Here are your choices right now:
1) Talk to your parents directly about what’s bothering you. Say “I am confused by your decision to move. I can’t see how it’s a good thing for you, or for grandma because of (reasons). It seems very sudden and not well-thought-out, and it makes me sad that you will be so far away from me and my kids while they grow up. We don’t have the funds to travel to see you very often, if at all. I want to be supportive, but I’m feeling anxious and it might take me a little while to get used to this idea.” Say what your worry actually is. “I want you to be involved in your grandkids’ lives – how can we make sure we all stay close when you’re so far away and this constrains how and when we’ll get to see you?”
In other words, risk a confrontation. Give them a chance to respond and address your concerns. You say that “I’m pretty sure they don’t even realize how negatively my siblings and I feel about this decision. None of us feel particularly inclined to talk to them about it, though.” Well, are your parents supposed to read your minds? Hints don’t work. Are your parents framing this as a zero-sum game where taking care of grandma means that they are choosing her “over” their grandchildren? I doubt that very much.
Say what you have to say directly to them, like you are all grownups and can handle some dissent. Don’t invoke your therapist or your siblings, that’s the coward’s way out and just makes the other person defensive. Listen to what they have to say in return – they are adults who get to make their own decisions about where they will live and what they will do, even if that decision doesn’t look good from the outside.
You may end the conversation both not getting what you want, and with feelings a bit bruised, but if you’re honest you can move forward on a sounder footing and start solving the problem of that extra 700 miles.

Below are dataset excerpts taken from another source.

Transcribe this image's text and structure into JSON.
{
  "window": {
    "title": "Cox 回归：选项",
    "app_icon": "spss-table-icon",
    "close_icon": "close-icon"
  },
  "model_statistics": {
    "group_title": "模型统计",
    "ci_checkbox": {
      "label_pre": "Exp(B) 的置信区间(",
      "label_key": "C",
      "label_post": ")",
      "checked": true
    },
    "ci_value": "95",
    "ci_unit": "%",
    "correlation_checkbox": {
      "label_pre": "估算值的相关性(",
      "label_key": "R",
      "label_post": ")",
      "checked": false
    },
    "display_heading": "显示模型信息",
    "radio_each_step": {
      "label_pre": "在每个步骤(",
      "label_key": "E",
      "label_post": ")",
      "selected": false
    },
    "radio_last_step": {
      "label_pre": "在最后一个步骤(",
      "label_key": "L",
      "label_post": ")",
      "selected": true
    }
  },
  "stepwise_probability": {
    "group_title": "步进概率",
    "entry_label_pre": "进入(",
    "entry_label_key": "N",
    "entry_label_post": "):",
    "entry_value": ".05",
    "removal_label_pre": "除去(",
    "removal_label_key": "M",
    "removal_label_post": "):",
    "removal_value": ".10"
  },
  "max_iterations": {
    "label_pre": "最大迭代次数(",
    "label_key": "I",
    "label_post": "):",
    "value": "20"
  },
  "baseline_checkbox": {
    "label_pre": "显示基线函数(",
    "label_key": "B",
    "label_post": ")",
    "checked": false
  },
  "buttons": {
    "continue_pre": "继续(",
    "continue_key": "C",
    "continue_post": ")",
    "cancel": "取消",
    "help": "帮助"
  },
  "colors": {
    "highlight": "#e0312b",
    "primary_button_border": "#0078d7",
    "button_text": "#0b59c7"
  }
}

2) Passive-aggressive avoidance. Choice 2 is to skip the “confrontation” but to let your anger and hurt at their decision infect every interaction you have with them. I mean, give your stepmom tech support or don’t, but if you’re looking to use that to “punish” her for her decision to move away, she’s not going to get the message that those two things are related and you will just feed your resentment. They aren’t going to reconsider their move just because they have to read the Blogger FAQ now. If you don’t to help with the blog, just say “Mom, I prefer not to help you with tech support, ok? You’re going to have better results if you work through it yourself via the online system, here’s the link.”
If you need to take a break from interacting with your parents or thinking about the situation while you yourself come to terms with your feelings about their move and get to the place you can actually discuss it with them, that’s not against the rules. In fact, I recommend it highly. But come back from that break ready to either talk it through or let it go. You’re right not to read the blog: It is super-annoying when people try to pretend their self-serving plans that they were going to do anyway are somehow divinely inspired, like that old SNL sketch where Phil Hartman-as-Jesus goes off on the lady for praying to him about the minutia of her day. It doesn’t. My younger brother is also a member of Jerks for Jesus, and I feel you on that one. Invoking God’s Plan doesn’t automatically win the argument any more than “But have you considered how this is affecting THE GRANDCHILDREN?” does.
But the blog/The Lord is not the real conflict. The real conflict is that you disagree with their decision, and that it makes you feel neglected and like they chose grandma over you and your kids. Deal with that – either by talking to them honestly or taking a lot of time and space to get yourself to the point where you can say “Whatever, it’s their decision, 700 miles or 1400, we’ll make it work somehow.” Passive-aggressive tech support refusal or getting mad that they can’t read your mind is not the way to solve this one.